Et qu’en sera-t-il réellement de l’élévation du niveau des océans et des mers? Heureusement, une photosynthèse artificielle vient d’être mise au point par des scientifiques. Plus efficace que la photosynthèse naturelle, elle a permis de créer du méthane, donc un combustible, qui pourrait aider à compenser la diminution des énergies fossiles[2]. Tout n’est donc pas perdu et il y a certainement de l’espoir dans beaucoup de domaines!

Les progrès fulgurants de la médecine

Il a lieu ici d’évoquer les nouvelles donnes en chirurgie et en chirurgie assistée par ordinateur. Mais aussi les découvertes prometteuses d’un lien entre la migraine et des modifications des espaces périvasculaires du cerveau. Ou encore de nouvelles voies prometteuses de traitement contre la maladie d’Alzheimer et d’autres maladies liées à l’agrégation de protéines, comme la maladie de Parkinson et les maladies du motoneurone[3]. Dans deux ans à peine, nous aurons vécu le premier quart du 21e siècle. La médecine ophtalmologique a déjà fait de grands progrès. Peut-on aller plus loin encore? Ce sujet est évidemment crucial, puisqu’il y va de l’un de nos sens les plus importants.

à suivre.

Prochain article: Que nous réservent les progrès de la médecine? Avec une interview exclusive avec le professeur de médecine André Mermoud (cf. aussi https://decouverte-mag.com/vision-for-all-andre-mermoud-le-professeur-au-grand-coeur/).

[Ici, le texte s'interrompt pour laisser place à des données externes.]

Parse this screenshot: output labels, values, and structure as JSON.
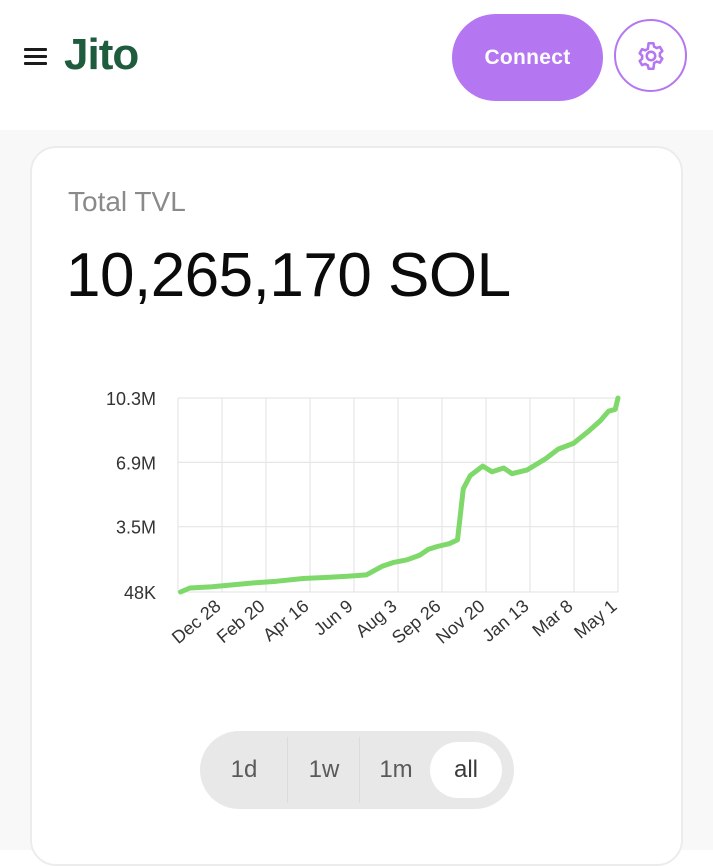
{
  "header": {
    "logo_text": "Jito",
    "connect_label": "Connect",
    "menu_icon": "hamburger-menu-icon",
    "settings_icon": "gear-icon"
  },
  "colors": {
    "accent": "#b576f1",
    "logo": "#1f5c3e",
    "line": "#7fd86a",
    "grid": "#e6e6e6"
  },
  "card": {
    "title": "Total TVL",
    "value": "10,265,170 SOL"
  },
  "range": {
    "options": [
      "1d",
      "1w",
      "1m",
      "all"
    ],
    "selected": "all"
  },
  "chart_data": {
    "type": "line",
    "title": "",
    "xlabel": "",
    "ylabel": "",
    "y_ticks": [
      {
        "label": "48K",
        "value": 48000
      },
      {
        "label": "3.5M",
        "value": 3500000
      },
      {
        "label": "6.9M",
        "value": 6900000
      },
      {
        "label": "10.3M",
        "value": 10300000
      }
    ],
    "x_ticks": [
      "Dec 28",
      "Feb 20",
      "Apr 16",
      "Jun 9",
      "Aug 3",
      "Sep 26",
      "Nov 20",
      "Jan 13",
      "Mar 8",
      "May 1"
    ],
    "ylim": [
      48000,
      10300000
    ],
    "xlim": [
      "Nov 2022",
      "May 1"
    ],
    "grid": true,
    "legend": "none",
    "series": [
      {
        "values": [
          [
            "Nov 20",
            48000
          ],
          [
            "Dec 1",
            260000
          ],
          [
            "Dec 28",
            330000
          ],
          [
            "Feb 20",
            540000
          ],
          [
            "Mar 15",
            620000
          ],
          [
            "Apr 16",
            760000
          ],
          [
            "May 15",
            820000
          ],
          [
            "Jun 9",
            880000
          ],
          [
            "Jul 1",
            950000
          ],
          [
            "Jul 20",
            1400000
          ],
          [
            "Aug 3",
            1600000
          ],
          [
            "Aug 20",
            1750000
          ],
          [
            "Sep 5",
            2000000
          ],
          [
            "Sep 15",
            2300000
          ],
          [
            "Sep 26",
            2450000
          ],
          [
            "Oct 10",
            2600000
          ],
          [
            "Oct 20",
            2800000
          ],
          [
            "Oct 27",
            5500000
          ],
          [
            "Nov 5",
            6200000
          ],
          [
            "Nov 20",
            6700000
          ],
          [
            "Dec 1",
            6400000
          ],
          [
            "Dec 15",
            6600000
          ],
          [
            "Dec 25",
            6300000
          ],
          [
            "Jan 13",
            6500000
          ],
          [
            "Feb 5",
            7100000
          ],
          [
            "Feb 20",
            7600000
          ],
          [
            "Mar 8",
            7900000
          ],
          [
            "Mar 25",
            8500000
          ],
          [
            "Apr 10",
            9100000
          ],
          [
            "Apr 20",
            9600000
          ],
          [
            "Apr 28",
            9700000
          ],
          [
            "May 1",
            10300000
          ]
        ]
      }
    ]
  }
}
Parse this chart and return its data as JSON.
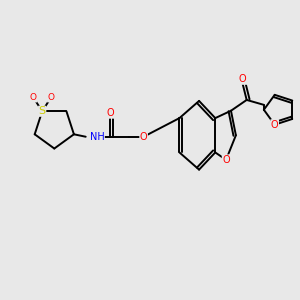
{
  "bg_color": "#e8e8e8",
  "bond_width": 1.4,
  "atom_colors": {
    "O": "#ff0000",
    "N": "#0000ff",
    "S": "#cccc00",
    "C": "#000000"
  },
  "font_size": 7.0,
  "fig_width": 3.0,
  "fig_height": 3.0,
  "xlim": [
    0,
    6.0
  ],
  "ylim": [
    0,
    6.0
  ]
}
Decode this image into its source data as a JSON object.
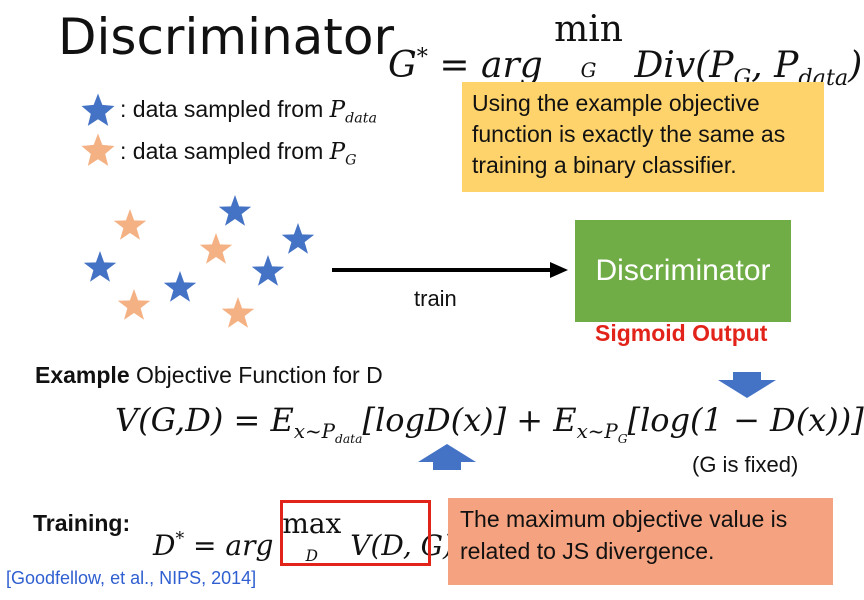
{
  "title": "Discriminator",
  "top_equation": "G* = arg min_G Div(P_G, P_data)",
  "legend": {
    "blue_label": ": data sampled from P_data",
    "orange_label": ": data sampled from P_G",
    "blue_color": "#4472c4",
    "orange_color": "#f4b183"
  },
  "note": "Using the example objective function is exactly the same as training a binary classifier.",
  "train_label": "train",
  "discriminator_label": "Discriminator",
  "sigmoid_label": "Sigmoid Output",
  "example_bold": "Example",
  "example_rest": " Objective Function for D",
  "v_equation": "V(G,D) = E_{x~P_data}[logD(x)] + E_{x~P_G}[log(1 − D(x))]",
  "g_fixed": "(G is fixed)",
  "training_label": "Training:",
  "d_equation": "D* = arg max_D V(D,G)",
  "js_note": "The maximum objective value is related to JS divergence.",
  "citation": "[Goodfellow, et al., NIPS, 2014]"
}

Yves Rebaud publie souvent des textes scientifiques dans notre magazine. Voyez, par exemple, Biologie humaine : les défis d’aujourd’hui et de demain ou La surpêche, un fléau mondial.


[1] Célèbre voyante-astrologue aujourd’hui décédée.

[2] https://www.science-et-vie.com/nature-et-enviro/photosynthese-artificielle-biochimie-methane-combustible-energies-fossiles-95281.html

[3] Ces maladies se caractérisent par une perte progressive des neurones moteurs entraînant des troubles de la motricité et une paralysie progressive. Ces maladies neurodégénératives étaient assez rares, mais curieusement elles ont tendance à augmenter.